Literally same shit my parents would say while I was cross-checking multiple websites for information and they were watching the only TV channel that our antenna would pick up.



> Conversational partner

This is the ai holy grail. When tech companies can get users to think of the ai as a friend ( -> best friend -> only friend -> lover ) and be loyal to it it will make the monetisation possibilities of the ad fuelled outrage engagement of the past 10 years look silly.

Scary that that is the endgame for “social” media.


People were already willing to do that with Eliza. When you combine LLMs with a bit of persistent storage, WOOF. It's gonna be extremely nasty.

Gaslight reality, coming right up, at scale. Only costs like ten degrees of global warming and the death of the world as we know it. But WOW, the opportunities for massed social control!


> [...] My point is, you're wrong.

Image upscaling is not an LLM technology, using current-gen LLMs as conversational partners is highly undesirable for many reasons, and learning the basics of things IS indeed useful, but it doesn't even begin to offset the productivity losses that LLMs have caused by decimating what was left of the signal-to-noise ratio on the internet.

You haven't even tried to address my chief concern about QUALITY of information at all. I'm perfectly aware that you can ask ChatGPT to do anything, you can ask it to plan your wedding, you can ask it do decorate your house, you can ask if two medications are safe to consume together, you can ask it for relationship advice, you can ask it if your dating profile looks appealing, you can ask it to help diagnose you with a medical conditions, you can ask it to analyze a spreadsheet.

It's going to come back with an answer for all of those, but if you're someone who cares about correctness, quality, and anything that's actually real, you'll have a sinking feeling in your gut doubting the answer you received. Does it actually understand anything about human relationships, or is it giving you relationship advice based on a million Reddit threads it was trained on? Does it actually understand anything about anything, or are you just getting the statistically likely answer based on terabytes of casual human conversation with all of their misunderstandings, myths, falsehoods, lies, and confident incompetence? Is it just telling me what I want to hear?
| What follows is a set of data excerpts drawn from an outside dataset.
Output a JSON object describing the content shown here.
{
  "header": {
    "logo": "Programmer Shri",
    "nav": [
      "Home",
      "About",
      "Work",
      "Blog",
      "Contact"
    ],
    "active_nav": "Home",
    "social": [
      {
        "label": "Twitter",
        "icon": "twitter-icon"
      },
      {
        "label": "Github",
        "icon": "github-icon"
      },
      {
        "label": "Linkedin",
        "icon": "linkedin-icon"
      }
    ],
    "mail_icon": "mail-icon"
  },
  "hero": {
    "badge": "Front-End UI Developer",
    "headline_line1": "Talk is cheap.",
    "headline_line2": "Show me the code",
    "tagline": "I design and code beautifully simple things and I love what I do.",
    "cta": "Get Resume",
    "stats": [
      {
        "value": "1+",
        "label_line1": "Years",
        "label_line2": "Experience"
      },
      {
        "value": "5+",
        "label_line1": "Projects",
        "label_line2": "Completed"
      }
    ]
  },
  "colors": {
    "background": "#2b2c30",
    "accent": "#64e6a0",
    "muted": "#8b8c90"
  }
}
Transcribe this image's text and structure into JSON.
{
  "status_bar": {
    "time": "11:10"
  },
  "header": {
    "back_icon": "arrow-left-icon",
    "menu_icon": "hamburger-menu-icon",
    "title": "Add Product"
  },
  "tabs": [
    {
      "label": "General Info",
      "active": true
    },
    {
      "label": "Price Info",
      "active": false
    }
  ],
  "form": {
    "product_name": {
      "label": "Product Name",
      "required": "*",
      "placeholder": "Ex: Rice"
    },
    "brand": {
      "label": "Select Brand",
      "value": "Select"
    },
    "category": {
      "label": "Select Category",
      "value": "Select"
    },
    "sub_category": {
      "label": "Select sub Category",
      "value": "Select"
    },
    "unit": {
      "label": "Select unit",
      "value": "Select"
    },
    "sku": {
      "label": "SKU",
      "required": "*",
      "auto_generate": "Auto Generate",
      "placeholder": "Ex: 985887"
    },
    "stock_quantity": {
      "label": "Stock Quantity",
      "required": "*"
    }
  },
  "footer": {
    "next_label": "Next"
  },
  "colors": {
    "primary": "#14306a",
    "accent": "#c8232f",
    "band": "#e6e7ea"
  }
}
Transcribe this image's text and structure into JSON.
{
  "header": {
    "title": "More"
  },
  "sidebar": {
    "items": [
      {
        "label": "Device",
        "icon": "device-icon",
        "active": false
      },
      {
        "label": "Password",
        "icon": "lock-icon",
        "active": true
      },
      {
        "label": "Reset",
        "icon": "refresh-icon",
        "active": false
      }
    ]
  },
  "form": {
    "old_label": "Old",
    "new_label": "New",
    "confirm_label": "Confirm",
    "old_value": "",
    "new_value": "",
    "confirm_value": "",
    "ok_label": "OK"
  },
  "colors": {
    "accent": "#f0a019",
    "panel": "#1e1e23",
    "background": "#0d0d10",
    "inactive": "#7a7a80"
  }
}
> Literally same shit my parents would say while I was cross-checking multiple websites for information and they were watching the only TV channel that our antenna would pick up.

Interesting analogy, because I am the one who's still trying to cross-check multiple websites of information while you blissfully watch your only available TV channel.
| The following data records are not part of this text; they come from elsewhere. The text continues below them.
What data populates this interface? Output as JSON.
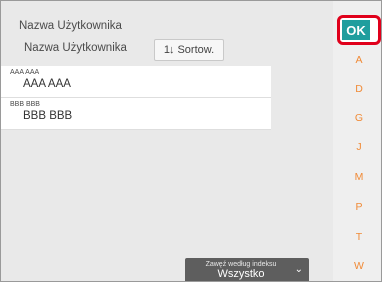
{
  "panel": {
    "title": "Nazwa Użytkownika",
    "column_header": "Nazwa Użytkownika",
    "sort_button": "Sortow.",
    "sort_icon": "1↓"
  },
  "rows": [
    {
      "small": "AAA AAA",
      "big": "AAA AAA"
    },
    {
      "small": "BBB BBB",
      "big": "BBB BBB"
    }
  ],
  "ok_button": "OK",
  "index_letters": [
    "A",
    "D",
    "G",
    "J",
    "M",
    "P",
    "T",
    "W"
  ],
  "filter": {
    "label": "Zawęź według indeksu",
    "value": "Wszystko",
    "chevron_icon": "chevron-down-icon"
  },
  "colors": {
    "ok_bg": "#1f9e9e",
    "ok_border": "#e0001b",
    "index_letter": "#f08a36"
  }
}
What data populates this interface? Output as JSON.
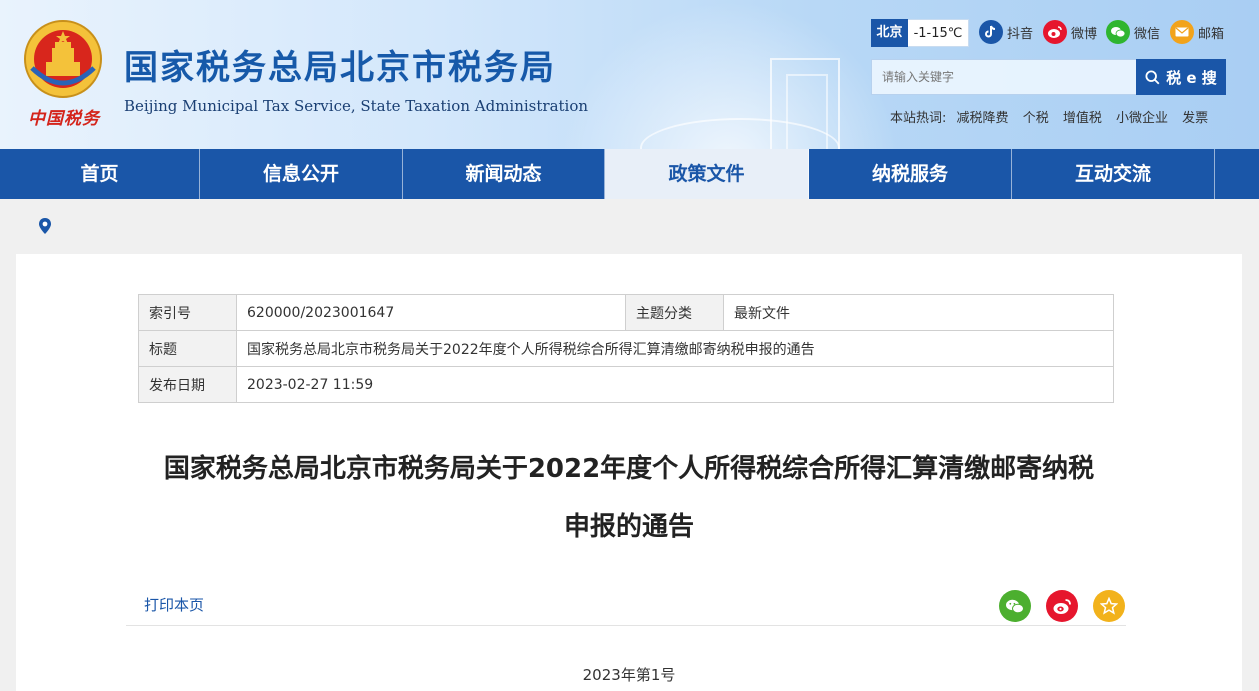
{
  "header": {
    "title_cn": "国家税务总局北京市税务局",
    "title_en": "Beijing Municipal Tax Service, State Taxation Administration",
    "china_tax": "中国税务",
    "weather": {
      "city": "北京",
      "temp": "-1-15℃"
    },
    "social": [
      {
        "name": "douyin",
        "label": "抖音",
        "color": "#1a56a8"
      },
      {
        "name": "weibo",
        "label": "微博",
        "color": "#e6162d"
      },
      {
        "name": "wechat",
        "label": "微信",
        "color": "#2fb52f"
      },
      {
        "name": "mail",
        "label": "邮箱",
        "color": "#f2a31b"
      }
    ],
    "search": {
      "placeholder": "请输入关键字",
      "button": "税 e 搜"
    },
    "hot": {
      "label": "本站热词:",
      "words": [
        "减税降费",
        "个税",
        "增值税",
        "小微企业",
        "发票"
      ]
    }
  },
  "nav": {
    "items": [
      "首页",
      "信息公开",
      "新闻动态",
      "政策文件",
      "纳税服务",
      "互动交流"
    ],
    "active_index": 3
  },
  "meta": {
    "index_label": "索引号",
    "index_value": "620000/2023001647",
    "category_label": "主题分类",
    "category_value": "最新文件",
    "title_label": "标题",
    "title_value": "国家税务总局北京市税务局关于2022年度个人所得税综合所得汇算清缴邮寄纳税申报的通告",
    "date_label": "发布日期",
    "date_value": "2023-02-27 11:59"
  },
  "article": {
    "title_line1": "国家税务总局北京市税务局关于2022年度个人所得税综合所得汇算清缴邮寄纳税",
    "title_line2": "申报的通告",
    "print": "打印本页",
    "doc_no": "2023年第1号"
  },
  "colors": {
    "brand": "#1a56a8",
    "wechat": "#4caf2f",
    "weibo": "#e6162d",
    "favorite": "#f2b21b"
  }
}
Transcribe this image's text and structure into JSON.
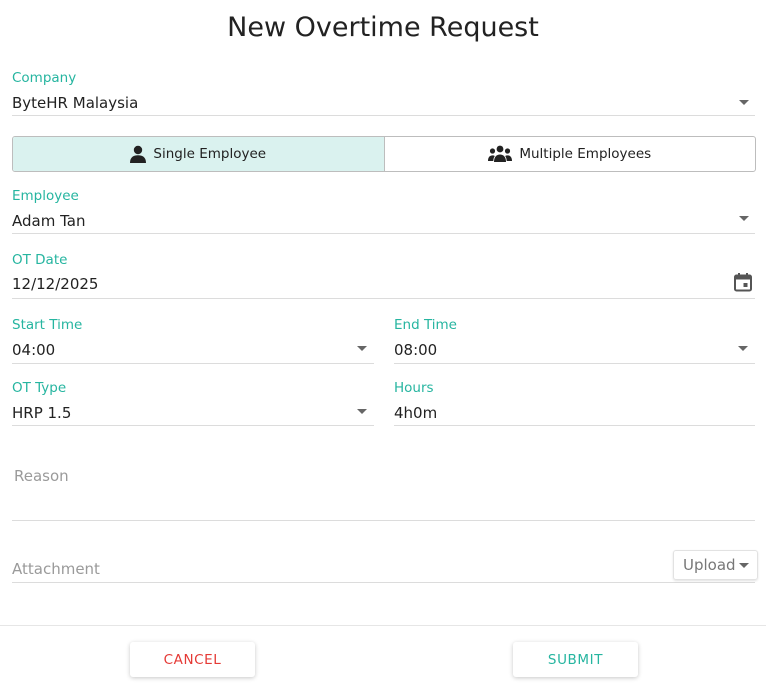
{
  "title": "New Overtime Request",
  "company": {
    "label": "Company",
    "value": "ByteHR Malaysia"
  },
  "mode_toggle": {
    "single_label": "Single Employee",
    "multiple_label": "Multiple Employees",
    "selected": "single"
  },
  "employee": {
    "label": "Employee",
    "value": "Adam Tan"
  },
  "ot_date": {
    "label": "OT Date",
    "value": "12/12/2025"
  },
  "start_time": {
    "label": "Start Time",
    "value": "04:00"
  },
  "end_time": {
    "label": "End Time",
    "value": "08:00"
  },
  "ot_type": {
    "label": "OT Type",
    "value": "HRP 1.5"
  },
  "hours": {
    "label": "Hours",
    "value": "4h0m"
  },
  "reason": {
    "placeholder": "Reason"
  },
  "attachment": {
    "placeholder": "Attachment",
    "upload_label": "Upload"
  },
  "actions": {
    "cancel_label": "CANCEL",
    "submit_label": "SUBMIT"
  },
  "colors": {
    "accent": "#26b5a0",
    "selected_bg": "#daf2ef",
    "cancel": "#e53935"
  },
  "icons": [
    "person-icon",
    "group-icon",
    "calendar-icon",
    "chevron-down-icon"
  ]
}
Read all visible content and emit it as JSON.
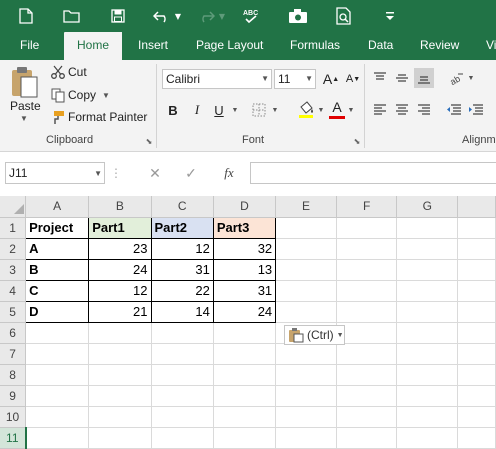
{
  "qat": {
    "icons": [
      "new-file-icon",
      "open-folder-icon",
      "save-icon",
      "undo-icon",
      "redo-icon",
      "spelling-icon",
      "camera-icon",
      "print-preview-icon",
      "customize-qat-icon"
    ]
  },
  "tabs": [
    "File",
    "Home",
    "Insert",
    "Page Layout",
    "Formulas",
    "Data",
    "Review",
    "Vi"
  ],
  "active_tab": "Home",
  "clipboard": {
    "paste_label": "Paste",
    "cut_label": "Cut",
    "copy_label": "Copy",
    "format_painter_label": "Format Painter",
    "group_label": "Clipboard"
  },
  "font": {
    "name": "Calibri",
    "size": "11",
    "grow_label": "A",
    "shrink_label": "A",
    "bold": "B",
    "italic": "I",
    "underline": "U",
    "font_color_label": "A",
    "group_label": "Font"
  },
  "alignment": {
    "group_label": "Alignm"
  },
  "formula_bar": {
    "name_box": "J11",
    "fx": "fx",
    "formula": ""
  },
  "sheet": {
    "columns": [
      "A",
      "B",
      "C",
      "D",
      "E",
      "F",
      "G"
    ],
    "rows": [
      "1",
      "2",
      "3",
      "4",
      "5",
      "6",
      "7",
      "8",
      "9",
      "10",
      "11"
    ],
    "header": [
      "Project",
      "Part1",
      "Part2",
      "Part3"
    ],
    "data": [
      [
        "A",
        "23",
        "12",
        "32"
      ],
      [
        "B",
        "24",
        "31",
        "13"
      ],
      [
        "C",
        "12",
        "22",
        "31"
      ],
      [
        "D",
        "21",
        "14",
        "24"
      ]
    ],
    "header_colors": {
      "A": "#ffffff",
      "B": "#e2efda",
      "C": "#d9e1f2",
      "D": "#fce4d6"
    },
    "selected_row": "11"
  },
  "paste_options": {
    "label": "(Ctrl)"
  },
  "colors": {
    "ribbon_green": "#217346",
    "font_color_red": "#e00000"
  }
}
<< 1. Image upscaling. I am decorating my house and AI allowed me to get huge prints from tiny shitty pictures. It's not perfect, but it works.

I have a buddy, who made me realize how awesome FSR4 is[1]. This is likely one of the best real world uses so far. Granted, that is not LLM, but it is great at that.
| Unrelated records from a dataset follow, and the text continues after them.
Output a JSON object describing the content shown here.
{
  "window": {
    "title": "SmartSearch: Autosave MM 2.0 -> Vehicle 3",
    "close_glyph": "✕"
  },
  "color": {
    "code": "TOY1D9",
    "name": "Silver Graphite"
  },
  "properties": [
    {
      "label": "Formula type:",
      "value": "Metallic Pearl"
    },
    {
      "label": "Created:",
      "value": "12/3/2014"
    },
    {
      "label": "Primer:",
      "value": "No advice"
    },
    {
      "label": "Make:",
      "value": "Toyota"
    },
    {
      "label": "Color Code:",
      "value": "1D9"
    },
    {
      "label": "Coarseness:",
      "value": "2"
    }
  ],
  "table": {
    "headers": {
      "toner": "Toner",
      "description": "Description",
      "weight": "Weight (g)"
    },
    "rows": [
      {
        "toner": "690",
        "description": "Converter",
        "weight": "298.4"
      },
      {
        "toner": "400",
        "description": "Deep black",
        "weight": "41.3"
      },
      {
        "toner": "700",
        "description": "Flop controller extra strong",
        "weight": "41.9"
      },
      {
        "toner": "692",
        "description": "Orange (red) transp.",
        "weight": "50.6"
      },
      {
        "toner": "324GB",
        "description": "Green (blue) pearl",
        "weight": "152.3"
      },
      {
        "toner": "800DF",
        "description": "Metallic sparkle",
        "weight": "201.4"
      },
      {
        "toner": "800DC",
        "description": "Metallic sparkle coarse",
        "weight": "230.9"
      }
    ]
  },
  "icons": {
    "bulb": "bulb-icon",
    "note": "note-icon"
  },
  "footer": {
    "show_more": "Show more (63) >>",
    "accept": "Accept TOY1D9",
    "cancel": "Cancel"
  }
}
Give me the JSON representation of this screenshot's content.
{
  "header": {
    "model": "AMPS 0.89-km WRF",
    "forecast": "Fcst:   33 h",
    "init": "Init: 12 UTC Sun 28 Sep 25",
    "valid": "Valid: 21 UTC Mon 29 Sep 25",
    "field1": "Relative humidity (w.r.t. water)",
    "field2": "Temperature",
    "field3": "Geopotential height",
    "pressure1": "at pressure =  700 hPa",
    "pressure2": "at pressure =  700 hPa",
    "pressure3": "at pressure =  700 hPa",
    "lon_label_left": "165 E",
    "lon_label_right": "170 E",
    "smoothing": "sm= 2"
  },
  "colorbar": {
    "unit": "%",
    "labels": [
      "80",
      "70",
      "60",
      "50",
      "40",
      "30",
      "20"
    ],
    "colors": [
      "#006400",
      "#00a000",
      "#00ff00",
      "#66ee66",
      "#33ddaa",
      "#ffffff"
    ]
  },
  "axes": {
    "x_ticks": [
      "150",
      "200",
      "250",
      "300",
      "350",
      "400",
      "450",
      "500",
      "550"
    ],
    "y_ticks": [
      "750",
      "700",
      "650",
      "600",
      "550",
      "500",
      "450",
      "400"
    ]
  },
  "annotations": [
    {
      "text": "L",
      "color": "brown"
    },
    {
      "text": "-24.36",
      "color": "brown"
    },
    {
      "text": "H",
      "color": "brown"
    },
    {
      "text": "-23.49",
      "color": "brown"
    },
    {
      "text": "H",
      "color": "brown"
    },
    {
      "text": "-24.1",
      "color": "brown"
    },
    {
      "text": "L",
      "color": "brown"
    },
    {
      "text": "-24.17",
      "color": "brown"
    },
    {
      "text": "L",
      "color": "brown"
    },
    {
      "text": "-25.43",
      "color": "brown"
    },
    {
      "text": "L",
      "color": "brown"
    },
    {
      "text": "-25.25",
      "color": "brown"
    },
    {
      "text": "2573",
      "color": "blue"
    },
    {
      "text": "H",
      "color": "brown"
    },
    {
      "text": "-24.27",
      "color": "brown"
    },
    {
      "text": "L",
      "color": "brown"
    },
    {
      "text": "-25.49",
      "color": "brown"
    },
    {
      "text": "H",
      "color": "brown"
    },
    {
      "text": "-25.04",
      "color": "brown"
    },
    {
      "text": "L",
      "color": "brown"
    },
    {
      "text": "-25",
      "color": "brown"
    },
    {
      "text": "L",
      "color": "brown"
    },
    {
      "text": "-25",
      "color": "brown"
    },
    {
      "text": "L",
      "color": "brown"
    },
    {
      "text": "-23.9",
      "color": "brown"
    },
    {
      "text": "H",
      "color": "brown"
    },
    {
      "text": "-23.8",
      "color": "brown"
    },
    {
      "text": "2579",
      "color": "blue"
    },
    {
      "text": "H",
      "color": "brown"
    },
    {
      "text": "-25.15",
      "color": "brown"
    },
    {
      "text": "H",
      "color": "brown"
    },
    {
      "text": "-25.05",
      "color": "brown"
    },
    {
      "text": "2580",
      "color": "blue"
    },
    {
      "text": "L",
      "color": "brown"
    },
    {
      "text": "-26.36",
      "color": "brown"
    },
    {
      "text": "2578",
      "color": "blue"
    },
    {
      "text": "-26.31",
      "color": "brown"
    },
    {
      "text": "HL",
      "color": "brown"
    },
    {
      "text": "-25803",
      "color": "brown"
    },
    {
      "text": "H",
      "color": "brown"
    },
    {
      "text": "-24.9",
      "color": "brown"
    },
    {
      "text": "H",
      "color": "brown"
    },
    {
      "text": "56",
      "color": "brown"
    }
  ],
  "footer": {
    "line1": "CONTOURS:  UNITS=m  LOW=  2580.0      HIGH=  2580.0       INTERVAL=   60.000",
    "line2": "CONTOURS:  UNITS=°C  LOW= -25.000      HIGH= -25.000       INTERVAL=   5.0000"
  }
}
[1]https://overclock3d.net/news/software/what-you-need-to-know-... [2]https://www.pcgamesn.com/amd/fsr-fidelity-fx-super-resolutio...


From my perspective, your argument is:

- AI gives me huge, mediocre prints of my own shitty pictures to fill up my house with - AI means I don’t have to talk to other people - AI means I can learn things online that previously I could have learned online (not sure what has changed here!) - People who cross-check multiple websites for information have a limited perspective compared to relying on a couple of AI channels

Overall, doesn’t your evidence support the point that AI is reducing the quality of your information diet?

You paint a picture that looks exactly like the 21st century version of an elderly couple with just a few TV channels available: a few familiar channels of information, but better now because we can make sure they only show what we want them to show, little contact with other people.